What the Times is proposing is that all terrorists in U.S. custody be freed unless prosecutors can prove beyond a reasonable doubt that they have committed a specific crime–and in making their case, prosecutors would be bound by all the restrictions on admissibility of evidence that protect ordinary criminal defendants in the civilian courts.
What if the U.S. adopts such an approach and it turns out to be inimical to national security? What if, that is, President Clinton or President Obama or President Edwards signs the Harmon-Feinstein legislation, Guantanamo is emptied, and a few years later we see another 9/11 or worse?
Would the American people accept the idea that serial mass murder on our own soil is just the price we have to pay to preserve some abstract concept of liberty–that is, that the Constitution is a suicide pact after all? We doubt it.
It is much more likely that the political system would find it impossible to resist public demands for much harsher antiterror measures, probably involving genuine curtailments of civil liberties.

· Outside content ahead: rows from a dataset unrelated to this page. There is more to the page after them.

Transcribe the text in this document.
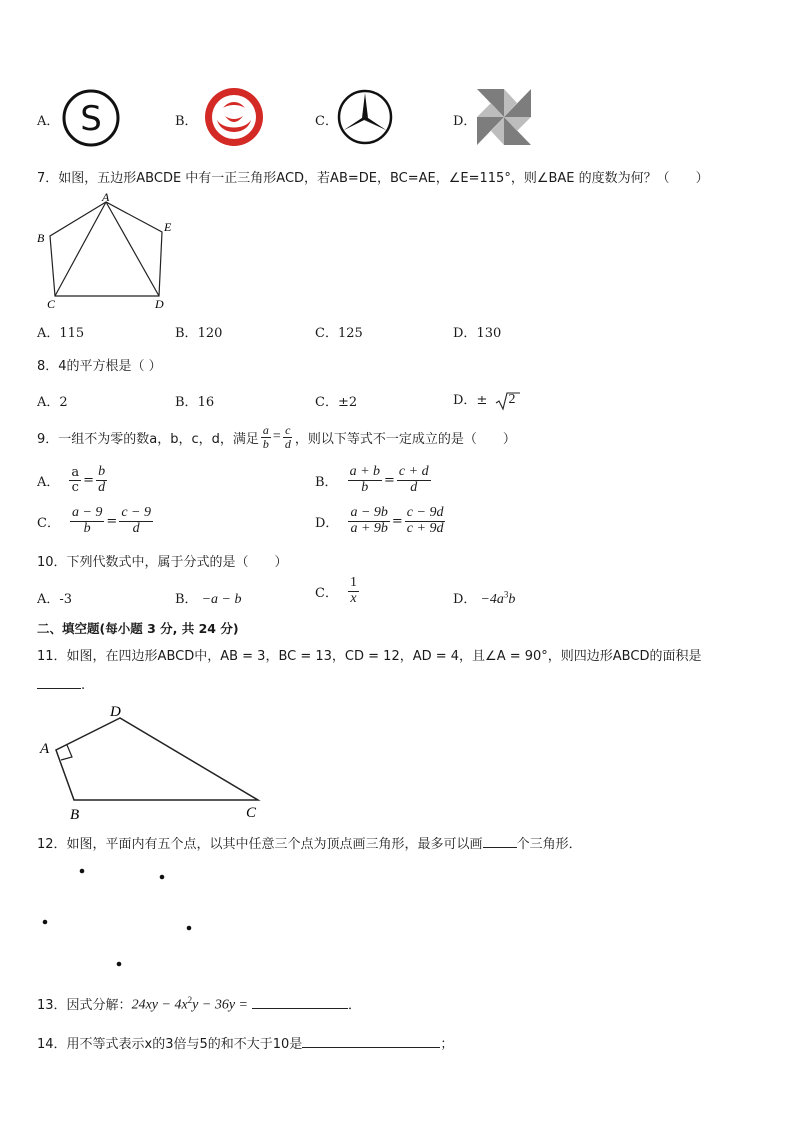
A． S	B．	C．	D．
7．如图，五边形ABCDE 中有一正三角形ACD，若AB=DE，BC=AE，∠E=115°，则∠BAE 的度数为何？（　　）
A
B
C	D
E
A．115	B．120	C．125	D．130
8．4的平方根是（ ）
A．2	B．16	C．±2	D．± 2
9． 一组不为零的数a，b，c，d，满足 $\frac{a}{b} = \frac{c}{d}$ ，则以下等式不一定成立的是（　　）
A． $\frac{a}{c} = \frac{b}{d}$	B． $\frac{a + b}{b} = \frac{c + d}{d}$
C． $\frac{a - 9}{b} = \frac{c - 9}{d}$	D． $\frac{a - 9b}{a + 9b} = \frac{c - 9d}{c + 9d}$
10．下列代数式中，属于分式的是（　　）
A．-3	B． −a − b	C． $\frac{1}{x}$	D． $-4a^3b$
二、填空题(每小题 3 分, 共 24 分)
11．如图，在四边形ABCD中，AB = 3，BC = 13，CD = 12，AD = 4，且∠A = 90°，则四边形ABCD的面积是
.
A
B	C
D
12．如图，平面内有五个点，以其中任意三个点为顶点画三角形，最多可以画	个三角形．
13． 因式分解： $24xy - 4x^2y - 36y$ =	．
14． 用不等式表示x的3倍与5的和不大于10是	；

There is no reason to think that liberal politicians would resist such demands. After all, Woodrow Wilson restricted free speech during World War I, and Franklin D. Roosevelt interned tens of thousands of American citizens during World War II, cheered on by then-Gov. Earl Warren of California. In both cases the Supreme Court ratified the president’s excesses.
By overreacting to imagined civil liberties threats today, American liberals may be setting the stage for future overreactions in the other direction. Guantanamo helps keep America free as well as safe.
Some of the world’s most prominent idiots are going to get us all killed.